No espaço de um mês, temos sobrevivido sem secretários de Estado da Agricultura. Ainda que uma Secretaria de Estado seja uma construção endógena – em última análise, cada Executivo ‘cria’ ou ‘destrói’ ministérios e secretarias de Estado em função dos seus interesses, das prioridades estratégicas e da própria estética, esta brincadeira com a Secretaria de Estado da Agricultura peca em diversos espaços:

– Em primeiro lugar, pelo estado de coma, que não chega a ser uma morte politicamente assistida, mas antes um coma politicamente assistido. Ou há, ou não há secretaria de Estado no assunto. Todos – a começar pelas Direções Gerais sucedâneas, pelas indefinidas Direções Regionais dependentes, pelos funcionários do Ministério, indo até a uma miríade de colaboradores públicos ou avençados, dependem de uma definição. Ou há, ou não há Secretaria de Estado da Agricultura.

– Em segundo lugar, este período de sobrevivência nossa na latência da coisa mostra que, afinal, a realidade agrícola, como todos os que a conhecem minimamente, não precisa de um Estado que atrapalhe com papelada, mas precisa de estadistas que ponham as unhas nas enxadas, as mãos nos tratores e os olhos na terra.

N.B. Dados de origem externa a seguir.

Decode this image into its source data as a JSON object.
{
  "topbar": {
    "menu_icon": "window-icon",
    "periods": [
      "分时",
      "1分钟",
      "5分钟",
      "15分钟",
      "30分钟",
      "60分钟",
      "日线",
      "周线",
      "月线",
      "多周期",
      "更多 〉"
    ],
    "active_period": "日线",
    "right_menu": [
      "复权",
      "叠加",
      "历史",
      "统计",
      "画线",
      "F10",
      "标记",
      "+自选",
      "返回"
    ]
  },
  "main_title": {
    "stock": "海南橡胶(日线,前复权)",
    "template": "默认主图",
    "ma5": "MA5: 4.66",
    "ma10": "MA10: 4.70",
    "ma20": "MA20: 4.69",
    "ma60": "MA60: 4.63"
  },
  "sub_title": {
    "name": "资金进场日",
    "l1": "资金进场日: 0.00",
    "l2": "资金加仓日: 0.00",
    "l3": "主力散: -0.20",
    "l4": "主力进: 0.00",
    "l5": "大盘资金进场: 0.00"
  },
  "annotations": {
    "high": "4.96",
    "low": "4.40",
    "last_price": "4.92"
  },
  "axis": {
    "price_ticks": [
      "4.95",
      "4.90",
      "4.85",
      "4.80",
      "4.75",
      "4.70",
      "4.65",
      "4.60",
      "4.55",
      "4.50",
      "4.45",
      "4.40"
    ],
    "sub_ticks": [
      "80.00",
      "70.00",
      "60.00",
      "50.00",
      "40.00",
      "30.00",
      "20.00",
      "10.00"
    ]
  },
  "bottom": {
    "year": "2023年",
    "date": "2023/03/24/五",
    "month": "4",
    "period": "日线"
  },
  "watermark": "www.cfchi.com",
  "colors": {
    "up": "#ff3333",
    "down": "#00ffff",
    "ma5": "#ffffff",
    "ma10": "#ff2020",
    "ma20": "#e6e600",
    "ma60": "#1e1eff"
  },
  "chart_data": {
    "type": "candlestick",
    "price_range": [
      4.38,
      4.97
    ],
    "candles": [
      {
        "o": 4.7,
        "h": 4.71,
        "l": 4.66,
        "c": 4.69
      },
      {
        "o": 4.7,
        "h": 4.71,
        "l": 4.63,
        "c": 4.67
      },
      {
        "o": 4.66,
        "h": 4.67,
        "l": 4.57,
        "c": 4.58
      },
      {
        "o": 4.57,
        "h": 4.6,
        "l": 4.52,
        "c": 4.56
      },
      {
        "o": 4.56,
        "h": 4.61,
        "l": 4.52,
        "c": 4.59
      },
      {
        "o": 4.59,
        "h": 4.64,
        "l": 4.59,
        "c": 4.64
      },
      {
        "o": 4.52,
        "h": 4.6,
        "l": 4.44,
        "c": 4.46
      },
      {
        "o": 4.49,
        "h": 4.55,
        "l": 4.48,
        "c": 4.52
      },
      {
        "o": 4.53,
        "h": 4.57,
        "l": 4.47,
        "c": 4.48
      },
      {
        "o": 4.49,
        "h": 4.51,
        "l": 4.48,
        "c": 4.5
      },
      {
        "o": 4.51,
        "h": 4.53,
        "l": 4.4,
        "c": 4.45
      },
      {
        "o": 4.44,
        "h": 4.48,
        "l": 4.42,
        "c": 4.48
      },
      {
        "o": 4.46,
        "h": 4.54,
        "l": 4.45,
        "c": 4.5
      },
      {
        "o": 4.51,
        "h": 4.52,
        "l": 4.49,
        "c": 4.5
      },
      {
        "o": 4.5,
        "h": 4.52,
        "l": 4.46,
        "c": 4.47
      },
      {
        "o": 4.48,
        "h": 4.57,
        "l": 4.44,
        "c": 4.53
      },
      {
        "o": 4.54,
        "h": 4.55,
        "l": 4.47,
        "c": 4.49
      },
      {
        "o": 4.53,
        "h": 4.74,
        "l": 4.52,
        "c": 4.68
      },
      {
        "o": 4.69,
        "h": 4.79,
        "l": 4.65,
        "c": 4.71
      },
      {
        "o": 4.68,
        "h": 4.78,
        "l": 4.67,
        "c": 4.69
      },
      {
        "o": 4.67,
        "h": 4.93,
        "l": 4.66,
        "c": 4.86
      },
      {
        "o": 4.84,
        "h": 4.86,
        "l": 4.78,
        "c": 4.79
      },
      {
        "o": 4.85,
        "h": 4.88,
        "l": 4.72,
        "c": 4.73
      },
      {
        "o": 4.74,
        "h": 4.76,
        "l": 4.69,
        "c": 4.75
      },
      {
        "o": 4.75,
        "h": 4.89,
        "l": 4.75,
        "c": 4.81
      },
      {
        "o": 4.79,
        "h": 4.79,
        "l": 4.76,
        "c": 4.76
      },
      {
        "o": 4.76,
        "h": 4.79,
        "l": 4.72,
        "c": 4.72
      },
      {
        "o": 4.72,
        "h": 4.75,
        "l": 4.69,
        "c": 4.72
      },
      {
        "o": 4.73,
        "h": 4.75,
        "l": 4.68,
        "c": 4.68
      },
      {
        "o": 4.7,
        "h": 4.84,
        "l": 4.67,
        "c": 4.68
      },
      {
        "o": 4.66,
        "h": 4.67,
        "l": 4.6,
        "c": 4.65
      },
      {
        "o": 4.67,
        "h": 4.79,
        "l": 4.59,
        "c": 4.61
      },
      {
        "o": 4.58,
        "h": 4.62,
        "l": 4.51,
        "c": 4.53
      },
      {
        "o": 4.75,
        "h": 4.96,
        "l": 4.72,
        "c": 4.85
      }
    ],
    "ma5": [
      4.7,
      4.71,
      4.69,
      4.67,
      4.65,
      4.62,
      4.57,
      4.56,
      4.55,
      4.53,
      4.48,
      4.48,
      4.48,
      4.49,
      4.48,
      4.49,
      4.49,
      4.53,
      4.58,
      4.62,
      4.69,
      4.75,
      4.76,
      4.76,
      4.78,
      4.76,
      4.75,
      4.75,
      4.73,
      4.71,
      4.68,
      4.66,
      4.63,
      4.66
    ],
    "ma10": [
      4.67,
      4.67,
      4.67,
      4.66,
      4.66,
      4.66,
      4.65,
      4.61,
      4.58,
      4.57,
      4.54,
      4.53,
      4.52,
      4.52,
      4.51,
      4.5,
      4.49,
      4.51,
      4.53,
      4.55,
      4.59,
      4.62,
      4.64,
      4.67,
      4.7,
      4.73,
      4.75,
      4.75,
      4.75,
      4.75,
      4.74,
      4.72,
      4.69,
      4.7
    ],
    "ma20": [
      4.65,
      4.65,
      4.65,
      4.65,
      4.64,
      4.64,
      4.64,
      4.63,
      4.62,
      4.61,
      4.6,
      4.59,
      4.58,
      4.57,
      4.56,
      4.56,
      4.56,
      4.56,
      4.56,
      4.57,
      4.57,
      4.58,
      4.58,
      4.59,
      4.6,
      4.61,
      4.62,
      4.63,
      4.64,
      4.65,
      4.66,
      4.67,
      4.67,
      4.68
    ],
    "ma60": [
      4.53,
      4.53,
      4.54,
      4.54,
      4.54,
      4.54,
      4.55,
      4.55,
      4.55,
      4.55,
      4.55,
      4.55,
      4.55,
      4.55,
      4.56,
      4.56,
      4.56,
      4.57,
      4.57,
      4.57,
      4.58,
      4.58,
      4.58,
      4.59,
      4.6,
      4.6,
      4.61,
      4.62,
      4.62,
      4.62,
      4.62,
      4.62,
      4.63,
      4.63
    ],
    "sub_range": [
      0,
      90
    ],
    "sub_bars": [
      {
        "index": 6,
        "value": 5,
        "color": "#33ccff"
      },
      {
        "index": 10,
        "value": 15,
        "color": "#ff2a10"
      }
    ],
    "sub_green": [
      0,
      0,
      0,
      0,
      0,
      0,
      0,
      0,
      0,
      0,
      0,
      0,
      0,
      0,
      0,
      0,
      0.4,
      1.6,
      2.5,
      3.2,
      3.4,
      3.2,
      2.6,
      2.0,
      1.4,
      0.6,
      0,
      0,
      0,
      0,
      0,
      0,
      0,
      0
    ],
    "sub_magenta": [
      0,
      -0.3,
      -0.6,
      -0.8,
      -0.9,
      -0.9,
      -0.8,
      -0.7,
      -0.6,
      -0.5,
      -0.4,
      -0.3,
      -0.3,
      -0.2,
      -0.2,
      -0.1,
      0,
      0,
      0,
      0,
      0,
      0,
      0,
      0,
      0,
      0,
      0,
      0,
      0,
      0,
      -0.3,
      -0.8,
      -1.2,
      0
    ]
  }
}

– Finalmente, a dificuldade da definição – ou há, ou não há – pode depender da dificuldade de encontrar perfis que reúnam as condições desejadas: afinidade política com o executivo, competência técnica, disponibilidade pessoal, exposição familiar e sensibilidade estratégica. Mas se está cada vez mais difícil encontrar essa noiva, então significa que está a ser cada vez mais difícil haver cidadãos com afinidade política com este executivo, com competência na agricultura, com disponibilidade pessoal, com conforto da exposição familiar e com sensibilidade estratégica. Portanto, neste país, não só escasseiam cada vez mais os agricultores – também são cada vez menos os políticos que queiram fazer alguma coisa pela terra e pelo pão.